Most of the people who stopped at the desk could be sized up easily enough, but the woman in the straw hat intrigued him, and not just because she was pretty and her voice was the type he liked—hushed and shy and faintly smoky, a bedroom voice.
She had been lying, of course. She had no interest in the tennis club. He doubted she could afford it. She was wearing a yellow blouse and a white skirt, a summer outfit not quite appropriate for late September, even in the desert heat. The blouse was faded, and the skirt had begun to fray at the hem.
He was a writer, or at least he liked to think so, and he had been told that writers noticed such things.
But none of that was the reason she intrigued him.
It was some quality in her eyes, her face, something that lay behind her quick smile and bright demeanor. Something like ... desperation.
And as he recalled from one of his many English classes, the root word of desperation was despair.
3
Elizabeth emerged from the lobby into the balmy night, sure that Cray would be moving fast, nearly out of sight.
Bu
t he surprised her. He stood at the railing, absorbed in the view of the city.
She stopped outside the door, once again at a loss for anything inconspicuous to do.
Damn. She just wasn’t very good at this.
Sneaking around, hiding from sight, spying on a man like Cray—there were people who could do such things, but Elizabeth Palmer was not one of them.
At any moment Cray might turn, and then he would see her. He couldn’t do anything to her, not in a public place, but once he knew she was after him, she would not be safe again, ever.
All right. Think.
There were two routes he could take when he was done admiring the view. He could return to the lobby or descend to the swimming pool.
Gambling on the second outcome, Elizabeth walked quickly to the steps and headed down, never looking back.
Two children splashed in the shallow end of the pool. A thirtyish couple, no doubt the kids’ parents, shared drinks at a poolside table, laughing softly at some intimate joke. An older man lounged in a foaming spa nearby, a white cap tilted on his head. The moon was out, white and full, and woven around it was a vast wreath of stars.
Briefly Elizabeth wished she could just stop here, recline on a lounge chair and forget everything she knew and everything she suspected.

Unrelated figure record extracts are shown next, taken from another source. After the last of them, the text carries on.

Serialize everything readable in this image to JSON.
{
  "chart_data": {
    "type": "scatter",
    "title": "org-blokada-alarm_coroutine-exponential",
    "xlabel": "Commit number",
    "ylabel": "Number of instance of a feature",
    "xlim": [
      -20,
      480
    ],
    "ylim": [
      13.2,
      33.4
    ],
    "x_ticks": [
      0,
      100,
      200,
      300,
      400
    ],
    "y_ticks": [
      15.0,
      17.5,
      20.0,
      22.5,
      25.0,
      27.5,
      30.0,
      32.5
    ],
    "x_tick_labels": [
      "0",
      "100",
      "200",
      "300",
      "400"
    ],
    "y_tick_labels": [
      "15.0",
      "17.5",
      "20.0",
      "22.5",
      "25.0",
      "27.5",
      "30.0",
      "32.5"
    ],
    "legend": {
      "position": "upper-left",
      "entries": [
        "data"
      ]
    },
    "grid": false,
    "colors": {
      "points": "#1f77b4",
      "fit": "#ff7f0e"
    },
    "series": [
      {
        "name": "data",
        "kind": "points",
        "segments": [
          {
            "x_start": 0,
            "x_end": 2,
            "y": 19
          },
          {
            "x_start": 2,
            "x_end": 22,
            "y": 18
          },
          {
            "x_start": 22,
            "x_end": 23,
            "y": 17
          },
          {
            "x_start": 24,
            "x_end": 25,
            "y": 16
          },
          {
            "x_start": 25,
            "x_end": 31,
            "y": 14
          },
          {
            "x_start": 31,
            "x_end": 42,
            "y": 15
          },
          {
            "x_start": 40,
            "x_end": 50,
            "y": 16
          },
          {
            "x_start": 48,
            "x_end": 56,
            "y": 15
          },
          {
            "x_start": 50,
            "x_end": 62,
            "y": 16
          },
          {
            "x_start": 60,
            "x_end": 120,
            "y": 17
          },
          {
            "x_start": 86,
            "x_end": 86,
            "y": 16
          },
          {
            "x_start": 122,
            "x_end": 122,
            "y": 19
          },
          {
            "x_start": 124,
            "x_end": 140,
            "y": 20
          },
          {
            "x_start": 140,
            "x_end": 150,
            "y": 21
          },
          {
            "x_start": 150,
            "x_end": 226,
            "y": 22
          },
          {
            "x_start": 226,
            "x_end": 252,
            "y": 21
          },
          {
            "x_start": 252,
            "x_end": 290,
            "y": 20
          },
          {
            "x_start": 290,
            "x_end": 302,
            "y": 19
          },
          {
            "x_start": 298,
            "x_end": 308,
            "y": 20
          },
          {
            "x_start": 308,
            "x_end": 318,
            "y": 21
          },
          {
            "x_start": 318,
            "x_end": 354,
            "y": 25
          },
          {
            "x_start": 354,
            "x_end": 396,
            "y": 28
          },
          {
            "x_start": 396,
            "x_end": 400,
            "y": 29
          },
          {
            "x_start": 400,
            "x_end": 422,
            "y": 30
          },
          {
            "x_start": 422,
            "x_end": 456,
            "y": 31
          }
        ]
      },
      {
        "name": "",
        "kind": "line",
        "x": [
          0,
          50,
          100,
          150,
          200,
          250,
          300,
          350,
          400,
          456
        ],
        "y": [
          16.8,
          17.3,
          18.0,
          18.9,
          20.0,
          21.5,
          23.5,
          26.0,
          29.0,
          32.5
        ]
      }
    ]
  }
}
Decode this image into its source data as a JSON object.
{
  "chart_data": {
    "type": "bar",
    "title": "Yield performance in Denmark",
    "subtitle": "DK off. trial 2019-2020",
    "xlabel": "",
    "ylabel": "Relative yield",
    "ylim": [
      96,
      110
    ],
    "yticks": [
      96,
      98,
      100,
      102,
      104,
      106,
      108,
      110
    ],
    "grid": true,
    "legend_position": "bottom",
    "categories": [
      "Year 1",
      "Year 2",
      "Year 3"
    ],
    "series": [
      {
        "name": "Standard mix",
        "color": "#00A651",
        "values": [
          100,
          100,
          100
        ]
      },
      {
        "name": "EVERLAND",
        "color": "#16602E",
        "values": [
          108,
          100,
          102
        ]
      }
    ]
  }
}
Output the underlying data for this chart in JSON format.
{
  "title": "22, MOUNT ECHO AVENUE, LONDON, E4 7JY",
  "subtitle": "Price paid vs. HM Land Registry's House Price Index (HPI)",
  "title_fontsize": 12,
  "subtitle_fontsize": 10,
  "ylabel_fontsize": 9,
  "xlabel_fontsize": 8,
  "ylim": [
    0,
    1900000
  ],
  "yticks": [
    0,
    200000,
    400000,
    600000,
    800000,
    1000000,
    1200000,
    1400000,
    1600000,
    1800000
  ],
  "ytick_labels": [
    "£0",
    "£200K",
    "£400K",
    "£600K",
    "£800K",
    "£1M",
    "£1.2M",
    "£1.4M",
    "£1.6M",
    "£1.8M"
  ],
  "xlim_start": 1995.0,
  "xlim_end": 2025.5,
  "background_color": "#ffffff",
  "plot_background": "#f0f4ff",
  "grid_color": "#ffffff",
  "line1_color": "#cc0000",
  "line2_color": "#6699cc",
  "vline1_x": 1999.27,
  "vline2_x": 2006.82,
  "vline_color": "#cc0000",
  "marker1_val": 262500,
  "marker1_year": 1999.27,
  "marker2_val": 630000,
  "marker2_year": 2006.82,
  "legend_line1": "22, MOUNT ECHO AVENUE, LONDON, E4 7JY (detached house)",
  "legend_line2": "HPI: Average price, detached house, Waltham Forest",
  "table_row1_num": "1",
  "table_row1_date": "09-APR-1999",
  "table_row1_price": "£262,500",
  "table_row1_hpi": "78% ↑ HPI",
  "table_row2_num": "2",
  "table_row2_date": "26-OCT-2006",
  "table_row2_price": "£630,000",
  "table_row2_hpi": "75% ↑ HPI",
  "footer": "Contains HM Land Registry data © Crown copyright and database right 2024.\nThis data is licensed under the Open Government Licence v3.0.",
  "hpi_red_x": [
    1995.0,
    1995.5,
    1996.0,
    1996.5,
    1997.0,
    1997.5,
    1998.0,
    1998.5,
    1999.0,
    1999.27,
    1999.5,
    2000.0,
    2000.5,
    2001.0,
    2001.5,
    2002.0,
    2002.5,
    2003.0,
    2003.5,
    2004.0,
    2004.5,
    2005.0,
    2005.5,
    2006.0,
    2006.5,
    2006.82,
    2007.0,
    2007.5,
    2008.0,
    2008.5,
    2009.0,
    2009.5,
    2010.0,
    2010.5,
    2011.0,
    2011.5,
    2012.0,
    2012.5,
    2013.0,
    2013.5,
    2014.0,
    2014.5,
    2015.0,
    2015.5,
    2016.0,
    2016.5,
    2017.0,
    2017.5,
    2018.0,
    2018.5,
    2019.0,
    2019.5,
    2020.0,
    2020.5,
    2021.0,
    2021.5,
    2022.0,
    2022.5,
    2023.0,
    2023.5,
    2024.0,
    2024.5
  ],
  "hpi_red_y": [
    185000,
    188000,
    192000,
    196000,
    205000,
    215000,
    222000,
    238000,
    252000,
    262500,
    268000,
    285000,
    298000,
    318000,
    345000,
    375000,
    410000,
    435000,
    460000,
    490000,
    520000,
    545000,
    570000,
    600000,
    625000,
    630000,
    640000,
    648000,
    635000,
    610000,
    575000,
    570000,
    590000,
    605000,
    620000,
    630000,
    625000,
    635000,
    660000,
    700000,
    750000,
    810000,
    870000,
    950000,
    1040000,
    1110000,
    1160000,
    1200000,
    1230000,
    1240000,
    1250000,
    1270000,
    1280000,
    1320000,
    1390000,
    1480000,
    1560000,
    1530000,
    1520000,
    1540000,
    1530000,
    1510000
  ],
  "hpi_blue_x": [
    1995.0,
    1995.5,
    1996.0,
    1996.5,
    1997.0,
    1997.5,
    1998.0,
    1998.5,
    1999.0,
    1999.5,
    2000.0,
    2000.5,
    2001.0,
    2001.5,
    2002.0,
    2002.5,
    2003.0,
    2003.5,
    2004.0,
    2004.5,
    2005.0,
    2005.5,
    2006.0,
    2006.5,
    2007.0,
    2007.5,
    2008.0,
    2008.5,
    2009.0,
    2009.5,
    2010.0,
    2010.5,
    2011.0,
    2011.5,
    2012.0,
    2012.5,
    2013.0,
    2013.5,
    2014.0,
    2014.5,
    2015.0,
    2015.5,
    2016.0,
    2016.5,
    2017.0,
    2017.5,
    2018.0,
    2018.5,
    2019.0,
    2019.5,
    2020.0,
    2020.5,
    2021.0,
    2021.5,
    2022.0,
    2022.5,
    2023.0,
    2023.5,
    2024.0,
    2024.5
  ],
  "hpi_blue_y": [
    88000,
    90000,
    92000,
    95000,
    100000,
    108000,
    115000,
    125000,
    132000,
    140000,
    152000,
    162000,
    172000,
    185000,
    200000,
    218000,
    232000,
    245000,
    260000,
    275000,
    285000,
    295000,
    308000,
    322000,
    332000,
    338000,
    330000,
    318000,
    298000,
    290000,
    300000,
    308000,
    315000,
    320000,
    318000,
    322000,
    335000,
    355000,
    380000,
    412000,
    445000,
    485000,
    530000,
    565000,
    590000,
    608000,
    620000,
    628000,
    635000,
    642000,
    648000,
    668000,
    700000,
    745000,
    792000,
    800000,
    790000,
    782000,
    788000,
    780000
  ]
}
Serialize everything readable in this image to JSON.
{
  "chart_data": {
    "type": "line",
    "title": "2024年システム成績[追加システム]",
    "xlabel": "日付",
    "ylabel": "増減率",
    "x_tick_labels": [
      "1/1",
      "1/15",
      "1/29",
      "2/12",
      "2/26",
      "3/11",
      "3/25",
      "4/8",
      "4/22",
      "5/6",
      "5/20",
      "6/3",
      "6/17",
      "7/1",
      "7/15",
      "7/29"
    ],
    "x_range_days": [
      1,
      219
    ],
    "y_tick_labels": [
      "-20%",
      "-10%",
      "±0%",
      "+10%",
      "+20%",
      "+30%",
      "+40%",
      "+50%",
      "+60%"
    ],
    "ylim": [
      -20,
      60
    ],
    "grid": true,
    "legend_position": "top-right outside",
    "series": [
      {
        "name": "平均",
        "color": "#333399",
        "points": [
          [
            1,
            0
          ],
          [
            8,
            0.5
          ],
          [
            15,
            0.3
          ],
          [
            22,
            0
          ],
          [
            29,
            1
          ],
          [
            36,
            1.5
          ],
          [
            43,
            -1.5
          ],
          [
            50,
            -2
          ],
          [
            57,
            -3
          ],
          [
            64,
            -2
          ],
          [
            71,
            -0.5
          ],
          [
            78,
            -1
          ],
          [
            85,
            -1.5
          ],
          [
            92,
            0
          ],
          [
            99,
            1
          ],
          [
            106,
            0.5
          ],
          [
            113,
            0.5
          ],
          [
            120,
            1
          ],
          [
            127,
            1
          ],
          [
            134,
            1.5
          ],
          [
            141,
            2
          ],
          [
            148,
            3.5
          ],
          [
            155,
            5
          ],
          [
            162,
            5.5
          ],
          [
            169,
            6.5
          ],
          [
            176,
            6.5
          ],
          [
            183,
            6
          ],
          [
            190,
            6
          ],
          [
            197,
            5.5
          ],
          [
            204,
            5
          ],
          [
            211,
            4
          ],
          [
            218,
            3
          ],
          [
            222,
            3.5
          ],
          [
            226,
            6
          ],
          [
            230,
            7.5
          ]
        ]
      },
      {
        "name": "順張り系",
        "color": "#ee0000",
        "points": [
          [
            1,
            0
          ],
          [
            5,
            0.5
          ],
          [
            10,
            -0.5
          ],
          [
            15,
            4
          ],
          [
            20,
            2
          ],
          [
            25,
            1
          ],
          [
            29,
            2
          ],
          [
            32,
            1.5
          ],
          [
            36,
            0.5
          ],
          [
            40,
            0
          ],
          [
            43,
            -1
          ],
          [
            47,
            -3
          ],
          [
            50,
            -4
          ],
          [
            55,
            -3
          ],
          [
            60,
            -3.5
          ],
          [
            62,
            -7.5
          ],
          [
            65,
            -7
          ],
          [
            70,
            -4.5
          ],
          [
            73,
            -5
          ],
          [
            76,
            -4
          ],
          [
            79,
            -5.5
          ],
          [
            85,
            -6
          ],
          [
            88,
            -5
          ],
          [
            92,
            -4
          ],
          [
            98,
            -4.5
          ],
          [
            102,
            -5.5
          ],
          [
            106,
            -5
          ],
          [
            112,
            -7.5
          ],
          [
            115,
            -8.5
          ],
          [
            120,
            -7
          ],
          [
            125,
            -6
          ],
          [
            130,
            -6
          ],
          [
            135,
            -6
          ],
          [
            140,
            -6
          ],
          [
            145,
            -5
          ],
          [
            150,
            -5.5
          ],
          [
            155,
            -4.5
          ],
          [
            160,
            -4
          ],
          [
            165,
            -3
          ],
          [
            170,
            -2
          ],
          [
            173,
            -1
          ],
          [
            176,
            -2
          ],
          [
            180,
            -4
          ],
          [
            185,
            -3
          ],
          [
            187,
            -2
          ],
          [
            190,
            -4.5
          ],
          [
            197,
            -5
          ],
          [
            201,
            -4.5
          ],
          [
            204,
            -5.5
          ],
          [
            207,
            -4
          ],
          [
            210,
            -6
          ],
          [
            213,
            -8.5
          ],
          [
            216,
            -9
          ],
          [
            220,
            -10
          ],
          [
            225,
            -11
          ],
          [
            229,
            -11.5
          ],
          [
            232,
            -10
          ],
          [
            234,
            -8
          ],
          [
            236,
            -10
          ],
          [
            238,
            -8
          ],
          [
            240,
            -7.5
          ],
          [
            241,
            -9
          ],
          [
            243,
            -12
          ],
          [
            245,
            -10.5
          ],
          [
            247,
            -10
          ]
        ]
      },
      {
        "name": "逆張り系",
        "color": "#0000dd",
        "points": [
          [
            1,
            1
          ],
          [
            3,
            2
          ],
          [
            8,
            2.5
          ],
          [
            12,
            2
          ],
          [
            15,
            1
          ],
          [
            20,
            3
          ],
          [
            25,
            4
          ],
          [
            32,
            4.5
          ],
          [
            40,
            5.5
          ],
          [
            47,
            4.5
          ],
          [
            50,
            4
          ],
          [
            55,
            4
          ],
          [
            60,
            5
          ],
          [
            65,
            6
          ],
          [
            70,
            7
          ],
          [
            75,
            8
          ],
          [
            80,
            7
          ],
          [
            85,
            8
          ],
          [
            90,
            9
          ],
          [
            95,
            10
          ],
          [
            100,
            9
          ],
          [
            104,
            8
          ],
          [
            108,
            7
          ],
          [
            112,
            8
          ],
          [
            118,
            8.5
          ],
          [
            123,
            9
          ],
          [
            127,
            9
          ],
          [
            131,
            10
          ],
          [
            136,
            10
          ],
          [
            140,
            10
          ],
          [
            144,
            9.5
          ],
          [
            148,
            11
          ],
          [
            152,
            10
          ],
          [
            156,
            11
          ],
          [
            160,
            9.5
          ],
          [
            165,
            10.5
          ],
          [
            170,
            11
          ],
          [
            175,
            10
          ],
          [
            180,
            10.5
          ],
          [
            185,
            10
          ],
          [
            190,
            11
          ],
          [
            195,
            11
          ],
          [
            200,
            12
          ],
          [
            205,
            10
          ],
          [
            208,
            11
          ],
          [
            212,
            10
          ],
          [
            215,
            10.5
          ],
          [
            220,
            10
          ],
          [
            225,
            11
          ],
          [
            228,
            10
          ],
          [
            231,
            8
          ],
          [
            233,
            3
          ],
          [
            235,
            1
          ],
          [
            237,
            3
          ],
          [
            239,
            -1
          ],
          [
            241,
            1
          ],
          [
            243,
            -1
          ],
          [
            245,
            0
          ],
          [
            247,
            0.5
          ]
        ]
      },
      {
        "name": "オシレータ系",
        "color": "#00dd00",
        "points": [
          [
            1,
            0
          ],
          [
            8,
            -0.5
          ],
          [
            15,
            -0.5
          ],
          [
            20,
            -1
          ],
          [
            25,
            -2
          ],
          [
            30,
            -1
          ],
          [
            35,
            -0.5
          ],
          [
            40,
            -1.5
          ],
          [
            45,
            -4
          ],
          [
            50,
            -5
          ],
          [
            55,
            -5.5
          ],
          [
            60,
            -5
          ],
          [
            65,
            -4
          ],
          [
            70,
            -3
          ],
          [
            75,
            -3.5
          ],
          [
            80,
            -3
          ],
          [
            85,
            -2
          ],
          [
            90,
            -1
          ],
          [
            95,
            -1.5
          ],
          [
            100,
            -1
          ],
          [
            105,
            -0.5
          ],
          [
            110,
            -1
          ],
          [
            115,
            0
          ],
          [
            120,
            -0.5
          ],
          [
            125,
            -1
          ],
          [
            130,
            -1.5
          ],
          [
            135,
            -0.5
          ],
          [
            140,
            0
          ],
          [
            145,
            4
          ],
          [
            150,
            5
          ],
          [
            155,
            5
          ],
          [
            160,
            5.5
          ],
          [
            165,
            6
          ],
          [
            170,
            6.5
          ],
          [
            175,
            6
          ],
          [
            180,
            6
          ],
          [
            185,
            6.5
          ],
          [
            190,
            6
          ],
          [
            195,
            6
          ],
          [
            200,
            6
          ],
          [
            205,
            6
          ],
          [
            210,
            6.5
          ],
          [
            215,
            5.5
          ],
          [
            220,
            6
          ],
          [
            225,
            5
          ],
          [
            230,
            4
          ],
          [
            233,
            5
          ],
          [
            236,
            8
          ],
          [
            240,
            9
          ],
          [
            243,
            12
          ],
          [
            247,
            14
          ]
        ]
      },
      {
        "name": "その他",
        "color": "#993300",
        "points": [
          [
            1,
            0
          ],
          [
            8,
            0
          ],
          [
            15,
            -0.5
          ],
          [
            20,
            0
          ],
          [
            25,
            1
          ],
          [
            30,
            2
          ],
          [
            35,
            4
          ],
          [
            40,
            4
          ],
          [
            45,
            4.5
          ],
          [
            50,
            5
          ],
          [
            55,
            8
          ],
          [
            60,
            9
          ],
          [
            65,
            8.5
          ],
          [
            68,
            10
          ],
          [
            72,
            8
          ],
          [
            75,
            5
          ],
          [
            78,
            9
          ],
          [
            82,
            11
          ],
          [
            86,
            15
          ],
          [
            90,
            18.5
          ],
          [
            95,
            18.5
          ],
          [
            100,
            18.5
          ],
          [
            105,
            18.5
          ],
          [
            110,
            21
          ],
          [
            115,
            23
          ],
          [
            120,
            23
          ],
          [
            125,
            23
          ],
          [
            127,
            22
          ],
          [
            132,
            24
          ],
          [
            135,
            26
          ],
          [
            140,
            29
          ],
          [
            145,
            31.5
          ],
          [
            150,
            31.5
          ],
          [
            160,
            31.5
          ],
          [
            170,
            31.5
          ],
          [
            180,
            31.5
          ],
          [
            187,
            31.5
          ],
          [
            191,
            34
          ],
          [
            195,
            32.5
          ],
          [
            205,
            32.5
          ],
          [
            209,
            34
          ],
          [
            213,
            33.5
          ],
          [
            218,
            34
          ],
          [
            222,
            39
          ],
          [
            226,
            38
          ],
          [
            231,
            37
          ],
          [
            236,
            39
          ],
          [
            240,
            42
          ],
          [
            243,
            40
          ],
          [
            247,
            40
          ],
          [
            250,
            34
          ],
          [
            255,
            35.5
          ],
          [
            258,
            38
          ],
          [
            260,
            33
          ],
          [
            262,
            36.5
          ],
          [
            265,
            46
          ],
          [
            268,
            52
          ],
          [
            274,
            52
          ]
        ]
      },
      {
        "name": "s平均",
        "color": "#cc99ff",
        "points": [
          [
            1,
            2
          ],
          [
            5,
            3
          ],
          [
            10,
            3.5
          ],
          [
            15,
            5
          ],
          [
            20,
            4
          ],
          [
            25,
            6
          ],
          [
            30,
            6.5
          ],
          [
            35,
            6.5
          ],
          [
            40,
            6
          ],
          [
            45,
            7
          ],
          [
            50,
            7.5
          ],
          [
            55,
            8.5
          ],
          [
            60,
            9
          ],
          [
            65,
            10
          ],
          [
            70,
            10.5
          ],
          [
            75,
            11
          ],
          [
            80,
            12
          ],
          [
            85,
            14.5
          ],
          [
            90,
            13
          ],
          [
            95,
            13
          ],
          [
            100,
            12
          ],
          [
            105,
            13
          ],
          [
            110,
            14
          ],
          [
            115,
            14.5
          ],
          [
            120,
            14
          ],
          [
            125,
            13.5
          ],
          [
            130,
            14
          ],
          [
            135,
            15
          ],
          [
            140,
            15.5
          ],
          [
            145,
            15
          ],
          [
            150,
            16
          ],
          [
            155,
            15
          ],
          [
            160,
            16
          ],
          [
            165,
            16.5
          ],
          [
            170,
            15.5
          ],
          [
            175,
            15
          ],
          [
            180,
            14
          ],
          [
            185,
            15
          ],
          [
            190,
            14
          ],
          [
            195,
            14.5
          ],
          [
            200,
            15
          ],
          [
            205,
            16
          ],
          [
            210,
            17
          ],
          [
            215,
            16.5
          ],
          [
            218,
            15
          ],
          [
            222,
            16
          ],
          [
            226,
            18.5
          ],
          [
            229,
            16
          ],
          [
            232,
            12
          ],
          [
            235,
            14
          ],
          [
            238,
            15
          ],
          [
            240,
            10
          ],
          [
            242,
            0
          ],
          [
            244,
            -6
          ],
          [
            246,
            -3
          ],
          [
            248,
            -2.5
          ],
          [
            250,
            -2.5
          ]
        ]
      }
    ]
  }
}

Let Cray go. Let the world fix its own problems; God knew, she had enough problems of her own. It would be so good to rest, and she’d had so little rest in the last twelve years.
She did, in fact, sit on a lounge chair, but only to rummage through her purse in an elaborate pretense of looking for some lost item.
The ruse was getting old, and she was beginning to worry that she had miscalculated about where Cray was likely to go, when she heard footsteps on the stairs.
His footsteps. She knew it, even without looking. Footsteps that were quick and light, preternaturally nimble.
A flicker of black, and he passed the spot where she was seated, heading down a pathway.
She got up and followed.
Part of her knew it was reckless to press her luck any further. In the crowded street fair the risk had been acceptable. Here at the resort there was too much open space. She was liable to be seen at any time.